There is widespread and systematic corruption within the banking sector in Sierra Leone. There is evidence to suggest that regular and widespread criminality has been committed by the financial services industry for several years, chiefly amongst which is lack of due diligence on politically exposed persons. Accountability and transparency need to be restored to the financial services industry, as confidence in the economy is built on the essential pillar of trust. The financial industry must not be able to commit and profit from controlled fraud and money laundering, despite this is becoming a way of life for some bankers. Financial sector firms should ensure that any engagement in high-corruption contexts proceed according to international norms of transparency and accountability.
Corruption and bribery profoundly affect vulnerable communities, either by misdirecting funds that could be spent on healthcare, education, or other public goods, or by preventing participation in the democratic process.
The most disturbing information reaching us is that the banks have been engaged in shady activities, for which the Central Bank, Bank of Sierra Leone is yet to provide satisfactory explanations for. There is a strong public suspicion that the Banks are in the habit of diverting state revenues into private ownership. According to several evidences we have, it is alleged that the UBA Bank in Sierra Leone engaged in similar activities. This is a serious dent on the financial sector’s already battered image.
CHRDI’s investigation of both National Social Security Trust (NASSIT) and the National Revenue Authority (NRA) has further evidence pointing to criminality in lending by the UBA Bank in Sierra Leone. At one point, a highly suspicious movement of state money took place within a separate account operated at the bank and the NRA, named SLL54012527004
(Account name- Account payable). The amount involved is Le. 754,969,279.66. However, this sum was diverted from Account payable A/C with a debited narration (Additional Tax Assessment Yr 2012 and 2013) and credited Transit account at Charlotte Street.
Evidence we have gathered from staff and victims of human rights abuses in the banking sector confirms that corruption disproportionately impacts the poor more than the rich in Sierra Leone.
Increasing risks of fraud and corruption should serve as a wake-up call that even the best run financial institutions can be victims to. It is an established fact that cunning employees and third parties bent on criminal intent can cause irreparable harm to the financial sector. This will damage public confidence in the government, slow down the delivery of services and the provision of public goods. It can also divert public funds to unlawful ends and reduce political competition, democratic and economic development, social equality and the rule of law.

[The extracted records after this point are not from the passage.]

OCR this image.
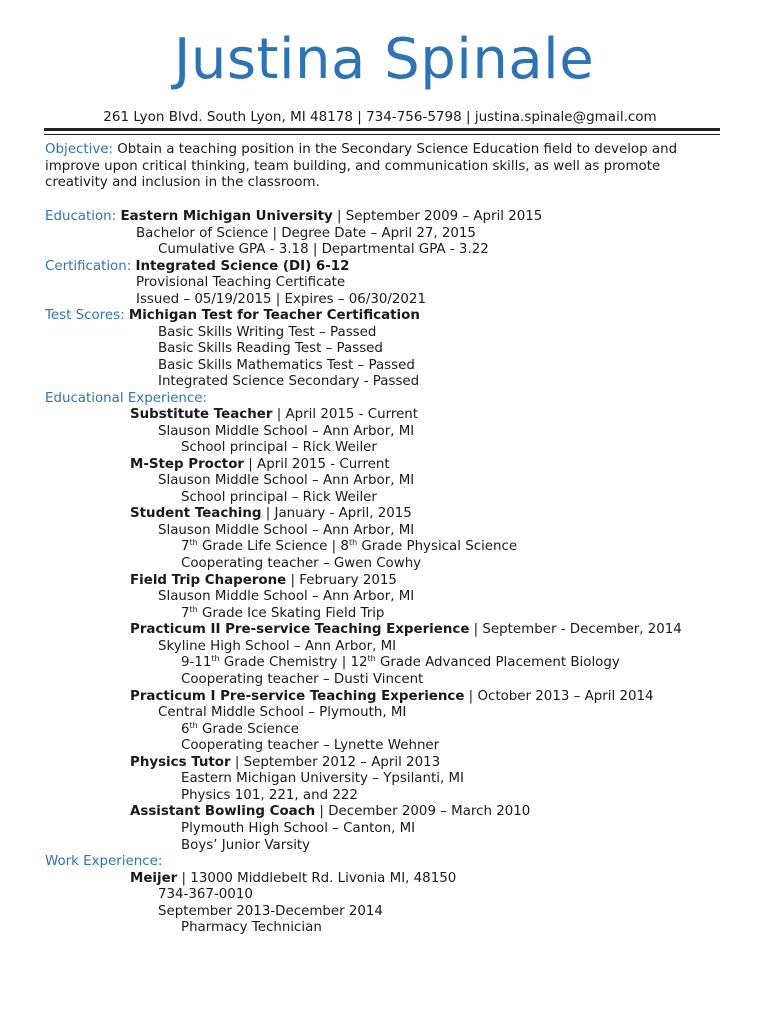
Justina Spinale
261 Lyon Blvd. South Lyon, MI 48178 | 734-756-5798 | justina.spinale@gmail.com
Objective: Obtain a teaching position in the Secondary Science Education field to develop and improve upon critical thinking, team building, and communication skills, as well as promote creativity and inclusion in the classroom.
Education: Eastern Michigan University | September 2009 – April 2015
Bachelor of Science | Degree Date – April 27, 2015
Cumulative GPA - 3.18 | Departmental GPA - 3.22
Certification: Integrated Science (DI) 6-12
Provisional Teaching Certificate
Issued – 05/19/2015 | Expires – 06/30/2021
Test Scores: Michigan Test for Teacher Certification
Basic Skills Writing Test – Passed
Basic Skills Reading Test – Passed
Basic Skills Mathematics Test – Passed
Integrated Science Secondary - Passed
Educational Experience:
Substitute Teacher | April 2015 - Current
Slauson Middle School – Ann Arbor, MI
School principal – Rick Weiler
M-Step Proctor | April 2015 - Current
Slauson Middle School – Ann Arbor, MI
School principal – Rick Weiler
Student Teaching | January - April, 2015
Slauson Middle School – Ann Arbor, MI
7th Grade Life Science | 8th Grade Physical Science
Cooperating teacher – Gwen Cowhy
Field Trip Chaperone | February 2015
Slauson Middle School – Ann Arbor, MI
7th Grade Ice Skating Field Trip
Practicum II Pre-service Teaching Experience | September - December, 2014
Skyline High School – Ann Arbor, MI
9-11th Grade Chemistry | 12th Grade Advanced Placement Biology
Cooperating teacher – Dusti Vincent
Practicum I Pre-service Teaching Experience | October 2013 – April 2014
Central Middle School – Plymouth, MI
6th Grade Science
Cooperating teacher – Lynette Wehner
Physics Tutor | September 2012 – April 2013
Eastern Michigan University – Ypsilanti, MI
Physics 101, 221, and 222
Assistant Bowling Coach | December 2009 – March 2010
Plymouth High School – Canton, MI
Boys’ Junior Varsity
Work Experience:
Meijer | 13000 Middlebelt Rd. Livonia MI, 48150
734-367-0010
September 2013-December 2014
Pharmacy Technician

A catalogue of failures in the design and enforcement of anti-money laundering laws has been enabling banks to help politicians from some of the most corrupt political parties to use government money to fund lavish lifestyles, while their constituents and the general population live in poverty.
Many of the direct human rights risks and issues faced by the finance sector are generic to all businesses, such as those relating to the treatment of employees, example as alleged in a particular case at the UBA Bank, Sierra Leone where staff were reported to have been subjected to inhuman treatment.
We have evidence that a former staff who was alleged to have been involved in fraudulent activities and was taken to the CID for further investigation and put in detention for two weeks but he continued to provide service to the bank whilst in detention. In another incident, a female staff was arrested and locked up for 24 hours and later sacked for non-valid reasons.
Several Sierra Leonean citizens who work in the financial sector continue to face human rights abuses. We have recorded a high number of these alleged abuses which can qualify for possible legal actions against the banks and we are calling on more people to come forward with their stories. For example, the Ecobank has been recently updating their customer details and the banks software system. After working a full week (Monday to Friday) the bank has been forcing its staff to also work on Saturday and Sunday throughout the months of May and June without any additional pay and rest. Young mothers are forced to abandon their children and families over the weekend. Some can’t even attend church. We believe that this is nothing short of inhumane.
In 2011, the UN Human Rights Council unanimously endorsed the UN Guiding Principles on Business and Human Rights (Guiding Principles), the first international instrument to assign companies the responsibility to respect human rights. The responsibility to respect human rights, as defined by the UN Guiding Principles on Business and Human Rights (“the Guiding Principles”), requires that business enterprises adhere to the following:
(a) avoid causing or contributing to adverse human rights impacts through their own activities, and address such impacts when they occur
(b) seek to prevent or mitigate adverse human rights impacts that are directly linked to their operations, products or services by their business relationships, even if they have not contributed to those impacts.
Since the adoption of the Universal Declaration of Human Rights (UDHR) in 1948, the responsibility to protect human rights has primarily fallen on governments. In the early 2000s however, it became increasingly clear that the freedoms enshrined in the framework could also be violated—and promoted—by the private sector.
CHRDI is more committed than ever to continue the fight against corruption in Sierra Leone, wherever it occurs and it shall continue to be a critical part of our organisation’s work to end extreme poverty.